In Dickinson’s poem “613”, the foreshadowing of women’s liberation in writing is expressed with declaration and pride. The poem, written in 1862 by Dickinson, states:

They shut me up in Prose—
As when a little Girl
They put me in the Closet—Because they like me "still"—
Still! Could themself have peeped—
And seen my Brain—go round—
They might as wise have lodged a Bird
For Treason—in the Pound—
Himself has but to will
And easy as a Star
Abolish his Captivity—
And laugh—No more have I— (1-12)

The female voice in the poem declares that no longer will the female writer be forced to remain silent in the limited confines of “womanly” subjects that keep her childlike, innocent, and immobile. The poem gives voice to the “captive” predicament of the female artist, who has always struggled to release her voice and show the genius trapped in the brain labeled with madness. The tone of the poem is rebellious, fighting against the constraints of “stillness” so inbred through the societal expectations of the quiet, well-mannered, submissive female of the nineteenth century. This rebelliousness will not be underestimated or quieted, just as it is impossible to capture the spirit of a bird, so too the woman’s will to be free from “the Pound” may trap her corporeal body, but the recesses of her mind are untouchable and unchainable.
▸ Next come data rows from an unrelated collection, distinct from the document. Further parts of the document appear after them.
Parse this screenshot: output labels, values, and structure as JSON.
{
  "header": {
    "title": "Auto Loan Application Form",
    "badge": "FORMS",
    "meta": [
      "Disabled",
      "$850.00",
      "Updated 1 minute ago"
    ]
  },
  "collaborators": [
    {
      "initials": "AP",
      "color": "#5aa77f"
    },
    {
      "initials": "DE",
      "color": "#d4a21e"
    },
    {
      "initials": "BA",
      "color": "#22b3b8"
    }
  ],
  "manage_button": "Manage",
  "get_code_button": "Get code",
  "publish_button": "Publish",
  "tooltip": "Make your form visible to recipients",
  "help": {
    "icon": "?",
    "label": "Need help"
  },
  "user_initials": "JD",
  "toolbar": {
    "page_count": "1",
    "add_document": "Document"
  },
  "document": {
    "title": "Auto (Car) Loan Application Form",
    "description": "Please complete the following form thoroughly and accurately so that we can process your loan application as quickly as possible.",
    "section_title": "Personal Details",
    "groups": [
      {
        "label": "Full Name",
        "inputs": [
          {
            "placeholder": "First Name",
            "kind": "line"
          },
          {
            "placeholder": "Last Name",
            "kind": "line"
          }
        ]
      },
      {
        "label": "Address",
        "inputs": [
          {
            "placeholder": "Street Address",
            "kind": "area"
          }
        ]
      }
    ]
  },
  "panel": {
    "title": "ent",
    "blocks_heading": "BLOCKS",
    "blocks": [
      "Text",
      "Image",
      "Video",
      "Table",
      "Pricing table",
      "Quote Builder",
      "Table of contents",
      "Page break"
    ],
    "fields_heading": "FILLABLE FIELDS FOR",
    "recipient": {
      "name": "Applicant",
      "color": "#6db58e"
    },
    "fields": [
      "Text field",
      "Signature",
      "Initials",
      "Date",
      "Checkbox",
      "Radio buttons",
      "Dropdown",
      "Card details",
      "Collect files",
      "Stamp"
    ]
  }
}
Emily Dickinson’s poetry provides the madwoman in the attic with a powerful voice that speaks for the oppression of all female artists and writers. From the confines of her own home, Dickinson’s infected sentences stem from a place of feminine power and creativity that was often dictated by male influence, turning palsied verses into blatant manifestos. Her poetry resonates within the plight female authors to use their so called weakness as powerful expressions of identity and the self.

Gilbert, Sandra M., and Susan Gubar, eds. The Madwoman in the Attic: The Woman Writer and
the Nineteenth-Century Literary Imagination. Yale University Press, 2000. Print.